Иногда Иозеф пробовал и сам вставить словечко. Так, когда речь зашла об анархизме, вспомнил:
– Знаете, Борис, когда я с духоборами добрых три месяца плыл в Канаду, очень к ним присмотрелся. Наблюдал воочию это их исступленное ожидание мистического озарения, они это называли когда Дух накатит. И мне как-то пришло в голову, что эти бунтовщики против властей и мирских и духовных по сути дела своего рода стихийные бакунинцы, и через них я и в Бакунине многое понял. Это от них его безоглядность, не анархизм даже, как отрицание государства, а полное сотрясение мира. Родись он не в усадьбе, а в избе – тоже был бы каким-нибудь хлыстом…
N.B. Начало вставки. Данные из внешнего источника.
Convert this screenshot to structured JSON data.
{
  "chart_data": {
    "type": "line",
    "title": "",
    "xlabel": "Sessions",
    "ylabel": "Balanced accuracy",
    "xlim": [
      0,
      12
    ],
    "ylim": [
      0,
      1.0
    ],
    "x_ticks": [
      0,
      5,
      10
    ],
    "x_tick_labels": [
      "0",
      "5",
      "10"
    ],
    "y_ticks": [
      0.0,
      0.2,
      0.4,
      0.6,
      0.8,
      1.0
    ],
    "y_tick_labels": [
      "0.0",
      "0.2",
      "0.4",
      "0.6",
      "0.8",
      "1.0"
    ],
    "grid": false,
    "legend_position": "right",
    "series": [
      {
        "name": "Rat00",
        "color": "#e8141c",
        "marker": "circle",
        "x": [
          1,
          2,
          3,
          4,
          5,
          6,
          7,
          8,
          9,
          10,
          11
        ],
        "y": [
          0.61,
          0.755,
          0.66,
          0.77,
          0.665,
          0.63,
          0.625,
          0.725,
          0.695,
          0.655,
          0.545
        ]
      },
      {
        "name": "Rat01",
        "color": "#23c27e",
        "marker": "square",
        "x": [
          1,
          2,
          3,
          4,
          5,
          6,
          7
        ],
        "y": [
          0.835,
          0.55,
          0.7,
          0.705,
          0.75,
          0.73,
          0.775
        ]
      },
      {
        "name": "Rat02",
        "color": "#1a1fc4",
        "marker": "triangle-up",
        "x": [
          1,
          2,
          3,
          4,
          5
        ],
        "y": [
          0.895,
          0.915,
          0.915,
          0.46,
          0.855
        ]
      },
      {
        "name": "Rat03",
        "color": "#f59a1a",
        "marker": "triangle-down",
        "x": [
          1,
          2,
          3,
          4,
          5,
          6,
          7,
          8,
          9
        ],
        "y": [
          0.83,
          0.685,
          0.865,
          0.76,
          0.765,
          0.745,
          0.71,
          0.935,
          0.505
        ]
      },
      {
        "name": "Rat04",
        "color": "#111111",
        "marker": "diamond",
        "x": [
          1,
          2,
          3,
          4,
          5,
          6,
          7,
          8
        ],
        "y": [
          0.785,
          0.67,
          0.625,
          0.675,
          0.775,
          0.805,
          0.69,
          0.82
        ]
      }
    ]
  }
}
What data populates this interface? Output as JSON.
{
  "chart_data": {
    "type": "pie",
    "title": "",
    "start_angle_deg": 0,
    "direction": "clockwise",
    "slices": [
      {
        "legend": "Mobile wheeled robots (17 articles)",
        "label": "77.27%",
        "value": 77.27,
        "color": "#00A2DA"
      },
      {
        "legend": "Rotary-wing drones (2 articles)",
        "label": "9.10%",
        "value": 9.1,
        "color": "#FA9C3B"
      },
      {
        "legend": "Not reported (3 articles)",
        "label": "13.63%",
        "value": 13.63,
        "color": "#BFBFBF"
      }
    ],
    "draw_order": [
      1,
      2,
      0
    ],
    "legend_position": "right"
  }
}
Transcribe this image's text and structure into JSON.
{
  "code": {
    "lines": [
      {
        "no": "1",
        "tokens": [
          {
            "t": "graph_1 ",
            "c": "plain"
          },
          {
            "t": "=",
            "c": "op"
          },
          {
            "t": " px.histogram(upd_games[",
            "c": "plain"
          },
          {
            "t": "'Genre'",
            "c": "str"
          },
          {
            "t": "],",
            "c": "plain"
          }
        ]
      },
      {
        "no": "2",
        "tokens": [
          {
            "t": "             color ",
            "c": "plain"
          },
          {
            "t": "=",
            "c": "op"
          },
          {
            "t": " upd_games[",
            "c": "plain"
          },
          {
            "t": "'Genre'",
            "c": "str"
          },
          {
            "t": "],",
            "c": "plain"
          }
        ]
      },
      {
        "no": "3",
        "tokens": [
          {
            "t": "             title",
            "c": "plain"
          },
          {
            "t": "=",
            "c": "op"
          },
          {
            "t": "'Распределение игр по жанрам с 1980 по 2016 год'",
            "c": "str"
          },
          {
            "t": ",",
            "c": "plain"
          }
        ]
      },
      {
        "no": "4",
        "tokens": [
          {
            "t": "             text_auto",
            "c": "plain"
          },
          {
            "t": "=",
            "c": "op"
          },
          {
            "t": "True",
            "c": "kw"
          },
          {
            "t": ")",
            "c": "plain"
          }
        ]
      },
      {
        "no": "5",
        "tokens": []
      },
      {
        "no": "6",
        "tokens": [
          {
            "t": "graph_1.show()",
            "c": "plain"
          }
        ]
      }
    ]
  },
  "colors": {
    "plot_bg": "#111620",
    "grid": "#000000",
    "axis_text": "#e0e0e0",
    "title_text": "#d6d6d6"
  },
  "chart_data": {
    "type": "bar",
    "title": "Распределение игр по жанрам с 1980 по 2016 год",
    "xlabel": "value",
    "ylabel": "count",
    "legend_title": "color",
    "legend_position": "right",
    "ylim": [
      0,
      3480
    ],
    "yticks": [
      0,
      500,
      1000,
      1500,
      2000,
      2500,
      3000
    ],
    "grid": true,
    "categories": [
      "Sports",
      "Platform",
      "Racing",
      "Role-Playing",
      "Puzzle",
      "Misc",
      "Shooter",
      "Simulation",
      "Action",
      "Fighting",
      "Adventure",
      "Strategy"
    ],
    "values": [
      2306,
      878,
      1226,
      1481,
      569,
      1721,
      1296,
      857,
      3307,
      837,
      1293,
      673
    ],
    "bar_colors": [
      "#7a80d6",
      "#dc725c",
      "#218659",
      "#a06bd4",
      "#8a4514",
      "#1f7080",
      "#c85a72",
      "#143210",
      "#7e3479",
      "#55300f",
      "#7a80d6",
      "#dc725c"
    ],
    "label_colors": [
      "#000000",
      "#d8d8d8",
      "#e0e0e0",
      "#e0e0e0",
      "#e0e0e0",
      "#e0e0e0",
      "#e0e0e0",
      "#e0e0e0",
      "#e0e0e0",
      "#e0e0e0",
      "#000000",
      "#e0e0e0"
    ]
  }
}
Но Борис смотрел на него стеклянным взглядом. Он никого не слышал. Потом тихо сказал:
– Погибло все, вот что. Россия погибла… Эту ненужную глупую войну мы проиграем, как японскую. Сил больше нет у империи, да и все разворовано. Но и Германия не победит, а погибнет. Вместе со всей Европой…
Иозефу было неприятно это почти отчаяние Бориса: так огорчает слабость в человеке, которого ты привык видеть сильным.